This article is more than 7 years old.

Finding Dory earned another whopping $17.4 million on its seventh day of release, crossing the $200m mark and ending its first week of release with $213.317m. That's a drop of just 3.7% from yesterday. Among all non-opening (or day two or day three) Thursdays, that's the 4th biggest such gross ever, behind only Star Wars: The Force Awakens ($27m on day 7 and $22m on day 14) and Jurassic World ($17.8m on day 7).

Comparatively, Jurassic World and The Dark Knight dropped 10% from their first Wednesdays while (random examples of big openers) Toy Story 3 dropped 3%, Inside Out rose 1%, Pirates of the Caribbean: Dead Man's Chest dropped 12% and Minions dropped 17%. Among all seven-day totals, Finding Dory ranks 11th between The Hunger Games: Catching Fire and Iron Man 3. The film made an insane $78.257m in its first four weekdays.

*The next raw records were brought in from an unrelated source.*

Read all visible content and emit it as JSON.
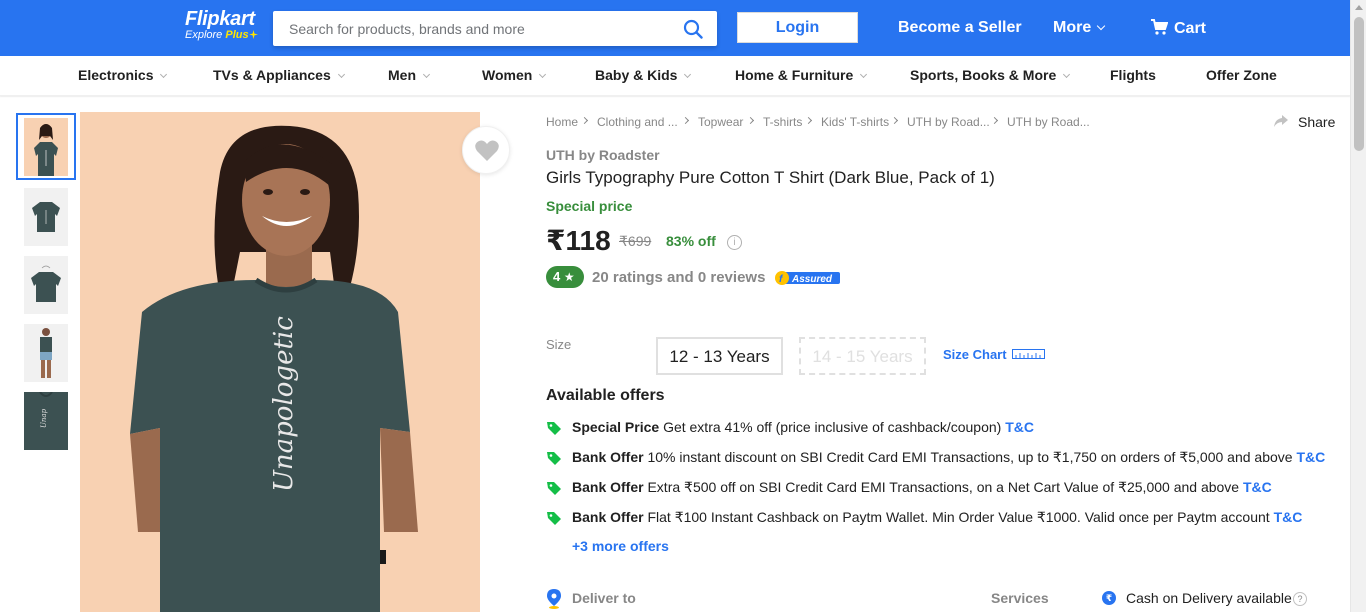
{
  "header": {
    "logo_main": "Flipkart",
    "logo_sub_prefix": "Explore ",
    "logo_sub_plus": "Plus",
    "search_placeholder": "Search for products, brands and more",
    "login_label": "Login",
    "become_seller_label": "Become a Seller",
    "more_label": "More",
    "cart_label": "Cart",
    "brand_color": "#2874f0",
    "accent_color": "#ffe500"
  },
  "nav": {
    "items": [
      {
        "label": "Electronics",
        "dropdown": true
      },
      {
        "label": "TVs & Appliances",
        "dropdown": true
      },
      {
        "label": "Men",
        "dropdown": true
      },
      {
        "label": "Women",
        "dropdown": true
      },
      {
        "label": "Baby & Kids",
        "dropdown": true
      },
      {
        "label": "Home & Furniture",
        "dropdown": true
      },
      {
        "label": "Sports, Books & More",
        "dropdown": true
      },
      {
        "label": "Flights",
        "dropdown": false
      },
      {
        "label": "Offer Zone",
        "dropdown": false
      }
    ]
  },
  "gallery": {
    "thumbnail_count": 5,
    "selected_index": 0,
    "shirt_text": "Unapologetic",
    "shirt_color": "#3c5152"
  },
  "breadcrumb": [
    "Home",
    "Clothing and ...",
    "Topwear",
    "T-shirts",
    "Kids' T-shirts",
    "UTH by Road...",
    "UTH by Road..."
  ],
  "share_label": "Share",
  "product": {
    "brand": "UTH by Roadster",
    "title": "Girls Typography Pure Cotton T Shirt  (Dark Blue, Pack of 1)",
    "special_price_label": "Special price",
    "price": "₹118",
    "mrp": "₹699",
    "discount": "83% off",
    "rating": "4",
    "rating_star": "★",
    "ratings_text": "20 ratings and 0 reviews",
    "assured_label": "Assured"
  },
  "size": {
    "label": "Size",
    "options": [
      {
        "label": "12 - 13 Years",
        "available": true
      },
      {
        "label": "14 - 15 Years",
        "available": false
      }
    ],
    "size_chart_label": "Size Chart"
  },
  "offers": {
    "title": "Available offers",
    "items": [
      {
        "type": "Special Price",
        "text": "Get extra 41% off (price inclusive of cashback/coupon)",
        "tc": "T&C"
      },
      {
        "type": "Bank Offer",
        "text": "10% instant discount on SBI Credit Card EMI Transactions, up to ₹1,750 on orders of ₹5,000 and above",
        "tc": "T&C"
      },
      {
        "type": "Bank Offer",
        "text": "Extra ₹500 off on SBI Credit Card EMI Transactions, on a Net Cart Value of ₹25,000 and above",
        "tc": "T&C"
      },
      {
        "type": "Bank Offer",
        "text": "Flat ₹100 Instant Cashback on Paytm Wallet. Min Order Value ₹1000. Valid once per Paytm account",
        "tc": "T&C"
      }
    ],
    "more_label": "+3 more offers"
  },
  "delivery": {
    "deliver_to_label": "Deliver to",
    "services_label": "Services",
    "cod_text": "Cash on Delivery available",
    "rupee_glyph": "₹",
    "help_glyph": "?",
    "info_glyph": "i"
  }
}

Now the only question is how big it goes on its second weekend. Conventional wisdom suggests a $60-$70 million frame, but that would actually be a bit low strictly in terms of comparative patterns. Jurassic World made 5.9x its Thursday number over its second weekend, Inside Out made 5.5x its Thursday figure while Toy Story 3 made "just" 4.5x its Thursday gross over its second Fri-Sun frame. Heck, even Minions made 5.3x its Thursday number while Monsters University earned 4.8x.

So yeah, a performance like Toy Story 3 gets the film a $79 million second weekend which would be the fourth biggest ever. A 5x figure gets it to $87m and past the $300m mark on Sunday. If it plays like Jurassic World, however unlikely, it snags a $102m second weekend and ends its tenth day with $313m (about on par with The Dark Knight). It's not fair because of the whole "school days" thing, but The Jungle Book made $5.5m on Thursday before a $61m second weekend.

So yeah, it would be a little odd for Finding Dory not to have an insane second weekend. Or maybe it's merely going to fall harder than normal for an animated/kid-friendly blockbuster and have to settle for $65 million and an over/under $280m ten-day cume. That's pretty great too, but don't be too surprised if the film continues to defy convention. As we've seen over the last four days, the film hasn't slowed down at all and continues to just keep swimming.